With certain plants, co-package the seeds, and promote it as a “pass it along” campaign. As one female emphasized, “I’d love to give my best friend a package of seeds from the beautiful plant I just purchased. I’d pay more for that. She’d be flattered by this personal gesture.”
We know from other research that plants are often given as gifts. One of our creatives suggested a Plant Registry (like a bridal registry). “I’m 33 and many of our friends are buying homes. It seems that weekly we are invited to a housewarming. I think they’d really appreciate some plants. Why can't I go to Home Depot and check their landscape registry?”
Consumers often buy plants to fill a space, and they typically want to buy multiple plants. After they find one plant type suitable for their specific sunlight and soil conditions, we make them hunt for companion plants. The best merchandising idea is to group plants that “go together.” This is more than grouping based on sun and shade. It also includes aesthetics, tall plants for the back of the space and shorter plants for the front, color combinations, and different textures for maximum impact.
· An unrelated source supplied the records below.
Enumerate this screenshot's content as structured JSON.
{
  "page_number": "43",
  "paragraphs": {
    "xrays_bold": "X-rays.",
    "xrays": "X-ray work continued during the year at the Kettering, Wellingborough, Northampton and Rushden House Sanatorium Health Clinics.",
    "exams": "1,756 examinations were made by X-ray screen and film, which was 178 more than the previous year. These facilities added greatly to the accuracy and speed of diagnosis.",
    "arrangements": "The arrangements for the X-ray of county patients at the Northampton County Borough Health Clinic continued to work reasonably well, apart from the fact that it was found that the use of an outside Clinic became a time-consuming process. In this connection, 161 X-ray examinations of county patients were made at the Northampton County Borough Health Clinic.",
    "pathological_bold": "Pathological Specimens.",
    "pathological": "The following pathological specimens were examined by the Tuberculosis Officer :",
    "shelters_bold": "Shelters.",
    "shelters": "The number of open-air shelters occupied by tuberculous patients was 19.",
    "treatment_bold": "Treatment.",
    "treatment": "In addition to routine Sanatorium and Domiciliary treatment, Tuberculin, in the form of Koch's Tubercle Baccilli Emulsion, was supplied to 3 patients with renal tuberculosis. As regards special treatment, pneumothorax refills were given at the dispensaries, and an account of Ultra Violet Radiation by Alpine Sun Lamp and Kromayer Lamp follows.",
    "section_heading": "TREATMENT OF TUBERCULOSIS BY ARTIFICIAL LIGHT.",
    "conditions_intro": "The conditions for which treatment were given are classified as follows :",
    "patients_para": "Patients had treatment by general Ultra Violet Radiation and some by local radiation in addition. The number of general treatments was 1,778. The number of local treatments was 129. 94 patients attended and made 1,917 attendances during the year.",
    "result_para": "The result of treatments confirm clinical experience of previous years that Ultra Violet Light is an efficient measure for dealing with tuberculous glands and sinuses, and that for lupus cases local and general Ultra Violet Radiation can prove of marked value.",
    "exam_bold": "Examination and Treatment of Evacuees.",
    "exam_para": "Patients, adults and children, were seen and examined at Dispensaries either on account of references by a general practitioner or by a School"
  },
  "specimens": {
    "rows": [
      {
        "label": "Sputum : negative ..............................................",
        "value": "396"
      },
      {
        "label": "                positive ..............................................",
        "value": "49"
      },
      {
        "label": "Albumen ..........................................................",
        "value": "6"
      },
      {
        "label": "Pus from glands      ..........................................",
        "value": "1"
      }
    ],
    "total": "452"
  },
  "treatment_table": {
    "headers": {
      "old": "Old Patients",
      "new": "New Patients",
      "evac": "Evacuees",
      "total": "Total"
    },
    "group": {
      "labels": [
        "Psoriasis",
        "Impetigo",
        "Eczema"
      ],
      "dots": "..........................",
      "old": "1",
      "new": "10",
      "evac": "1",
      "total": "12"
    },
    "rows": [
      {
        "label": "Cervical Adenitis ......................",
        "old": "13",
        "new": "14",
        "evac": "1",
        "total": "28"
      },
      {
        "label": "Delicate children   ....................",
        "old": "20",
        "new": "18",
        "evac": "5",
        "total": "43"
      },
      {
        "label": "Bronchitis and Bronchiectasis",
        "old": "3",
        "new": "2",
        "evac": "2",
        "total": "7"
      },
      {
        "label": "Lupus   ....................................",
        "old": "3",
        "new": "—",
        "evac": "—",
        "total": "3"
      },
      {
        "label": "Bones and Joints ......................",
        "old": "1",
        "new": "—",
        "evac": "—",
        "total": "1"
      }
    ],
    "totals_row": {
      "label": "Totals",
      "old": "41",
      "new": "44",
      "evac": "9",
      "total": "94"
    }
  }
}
When you buy a tube of toothpaste, you typically throw the outer package away. Every day, you have a brand impression with that toothpaste because the tube is a specific color and the logo is prominent. This doesn’t happen with plants. Once the plant is in the ground, most of the packaging (and brand impressions) disappear. With the exception of plant tags (which most consumers keep), how else can we establish brand mnemonics? One clever idea was to include a memorable object along with the purchase. As one respondent summarized, “They should include a pinwheel, or candy cane, or a little toy watering can. That way, I’ll know to look for that object the next time I’m in the store. And, if the producer makes multiple items it’ll reinforce I should buy from them.” To that idea, another participant added the following, “Why don’t they include something along those lines but make it more artful or decorative? Why couldn’t I make this decorative piece part of the container?”
All-in-all we were impressed with the caliber and depth of ideas especially considering they were based on two simple roundtable discussions. But, we were very careful to consider what was asked (how to add value) and who we included (The Creatives.) In addition to the ideas listed here, we were able to generate over 50 ideas in our brainstorming session. Our advice: start thinking outside of the pot. There are many new ways to innovate and create additional value for consumers.